Il ricordo del suo successore

A ricordarlo con affetto è anche Paolo Tagliabue, che gli è succeduto come primario al San Gerardo e a cui di fatto Flauto passò il testimone: «Egli è stato per me un padre dal punto di vista professionale così come è stato padre della Neonatologia monzese.

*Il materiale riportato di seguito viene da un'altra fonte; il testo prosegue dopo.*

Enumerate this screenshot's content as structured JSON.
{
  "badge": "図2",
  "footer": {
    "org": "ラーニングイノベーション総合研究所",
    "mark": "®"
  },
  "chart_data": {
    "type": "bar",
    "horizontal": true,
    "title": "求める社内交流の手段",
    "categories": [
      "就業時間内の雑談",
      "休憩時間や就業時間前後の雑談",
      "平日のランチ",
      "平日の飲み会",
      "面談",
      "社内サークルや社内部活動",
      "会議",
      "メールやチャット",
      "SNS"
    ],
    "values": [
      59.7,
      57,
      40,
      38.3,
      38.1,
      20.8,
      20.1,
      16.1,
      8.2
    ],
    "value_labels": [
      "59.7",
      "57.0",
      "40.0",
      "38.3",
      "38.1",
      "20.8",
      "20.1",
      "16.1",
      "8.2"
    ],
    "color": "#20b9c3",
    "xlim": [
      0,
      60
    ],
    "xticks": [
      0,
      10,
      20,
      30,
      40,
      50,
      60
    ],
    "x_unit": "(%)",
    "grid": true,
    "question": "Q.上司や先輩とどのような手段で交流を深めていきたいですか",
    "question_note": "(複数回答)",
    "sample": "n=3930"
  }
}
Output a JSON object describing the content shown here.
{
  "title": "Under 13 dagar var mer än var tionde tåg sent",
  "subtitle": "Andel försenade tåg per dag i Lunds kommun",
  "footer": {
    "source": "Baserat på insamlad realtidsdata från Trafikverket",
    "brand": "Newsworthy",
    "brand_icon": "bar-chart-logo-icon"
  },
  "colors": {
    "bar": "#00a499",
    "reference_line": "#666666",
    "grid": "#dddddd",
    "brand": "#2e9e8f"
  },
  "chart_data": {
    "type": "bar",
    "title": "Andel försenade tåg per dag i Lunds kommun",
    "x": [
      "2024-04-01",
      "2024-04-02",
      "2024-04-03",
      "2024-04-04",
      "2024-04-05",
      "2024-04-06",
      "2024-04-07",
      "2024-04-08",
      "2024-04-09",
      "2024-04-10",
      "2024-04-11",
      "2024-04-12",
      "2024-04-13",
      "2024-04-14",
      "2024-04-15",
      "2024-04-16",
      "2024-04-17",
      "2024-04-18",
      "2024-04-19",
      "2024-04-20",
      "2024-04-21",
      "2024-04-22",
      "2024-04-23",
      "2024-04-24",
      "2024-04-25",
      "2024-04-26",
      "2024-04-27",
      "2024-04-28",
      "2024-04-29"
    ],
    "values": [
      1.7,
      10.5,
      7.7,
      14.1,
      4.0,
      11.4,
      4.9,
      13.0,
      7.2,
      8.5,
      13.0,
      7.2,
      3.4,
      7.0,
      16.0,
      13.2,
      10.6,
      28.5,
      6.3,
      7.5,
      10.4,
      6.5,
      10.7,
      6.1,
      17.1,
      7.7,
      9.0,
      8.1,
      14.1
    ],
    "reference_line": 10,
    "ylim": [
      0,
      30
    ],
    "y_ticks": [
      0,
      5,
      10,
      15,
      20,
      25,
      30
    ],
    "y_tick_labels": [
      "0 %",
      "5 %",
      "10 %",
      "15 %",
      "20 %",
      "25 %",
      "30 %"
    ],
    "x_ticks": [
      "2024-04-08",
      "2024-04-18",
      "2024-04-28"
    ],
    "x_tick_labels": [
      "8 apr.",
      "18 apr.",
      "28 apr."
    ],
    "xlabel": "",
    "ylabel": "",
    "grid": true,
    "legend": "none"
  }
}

Ebbi molto da lui, imparai a conoscere e curare in maniera adeguata i neonati, conobbi l’amore per questa disciplina molto particolare a metà tra la pediatria e la terapia intensiva». Oltre agli insegnamenti professionali Tagliabue – davanti a una chiesa gremita per l’ultimo saluto – ha riepilogato quelli umani: «Possedeva grandi doti umane, in particolare la capacità di ascolto, l’apertura mentale che lo portava a favorire i giovani e le idee innovative, l’onestà e al contempo la compostezza e la fermezza».

Un ricordo intenso (cui si è unita anche Maria Luisa Ventura, direttore della Struttura complessa di Neonatologia e Terapia Intensiva Neonatale):

Ai pionieri della Mangiagalli, tra cui Umberto Flaùto e a pochi altri ricercatori italiani deve essere fatta risalire la paternità della Neonatologia nella nostra nazione. Agli inizi degli Anni ‘70 il prof. Umberto Flaùto venne poi chiamato a dirigere il nuovo reparto di “Patologia Neonatale” dell’Ospedale San Gerardo, dove replicò l’esperienza milanese e di fatto diede i natali alla Neonatologia a Monza e in Brianza.
Molti ebbero da imparare da lui dal punto di vista clinico e organizzativo e con l’avvento dell’Università a Monza di fatto fondò una scuola di Neonatologia e si adoperò al fine che questa iniziativa si prolungasse nel tempo: e oggi la Scuola Neonatologica Monzese è un pilastro della Neonatologia Italiana.
Era sempre presente quando era necessario e delle sue doti tutti i suoi collaboratori possono dire di averne fatto tesoro e di essergliene grati. Così come grata deve essere tutta la popolazione di Monza e Brianza per il bene che ha fatto in favore dei suoi piccoli pazienti.

Il ricordo dei figli

Parole che si affiancano a quelle del figlio Matteo, che insieme alla sorella Silvia ha voluto sottolineare soprattutto la dimensione umana del padre. «La sua grande e rara qualità – ha scritto nel testo letto in chiesa durante i funerali – è che sapeva e voleva ascoltare. Papà era un riferimento, una figura su cui molti hanno potuto contare, anche solo per una frase di sostegno. E quando terminava di parlare con le persone concludeva spesso con un “mi faccia sapere, mi raccomando”, che non era mai una formalità».

Una disponibilità che andava ben oltre il ruolo professionale e che nasceva da una visione profonda del senso della vita, fondata sui valori e sull’aiuto reciproco. «È troppo facile aiutare gli altri quando ci si aspetta qualcosa in cambio», era una delle frasi che amava ripetere e che sintetizza il principio che ha guidato tutta la sua esistenza.

Questa visione ha trovato una delle sue espressioni più significative nell’impegno a favore dei bambini ricoverati: 41 anni fa Umberto Flauto fu il primo presidente di Abio, l’Associazione Bambino in Ospedale, nata con l’obiettivo di trasformare il «curare» in «prendersi cura», ponendo attenzione non solo alla malattia, ma anche ai bisogni emotivi dei piccoli pazienti e delle loro famiglie con l’organizzazione di momenti di svago e attività all’interno dell’ospedale.

Anche il mondo lionistico lo ha salutato con parole di profonda gratitudine. Nella preghiera letta dall’amico Roberto Pessina emerge l’immagine di «un grande Lions», esempio di amicizia, amore per il prossimo e servizio disinteressato, capace di rendere migliori anche coloro che hanno condiviso con lui un tratto di strada.

I funerali di Umberto Flauto si sono tenuti giovedì scorso a Vedano al Lambro, dove risiedeva con la moglie e sono stati partecipatissimi, a riprova del segno indelebile lasciato nella comunità brianzola.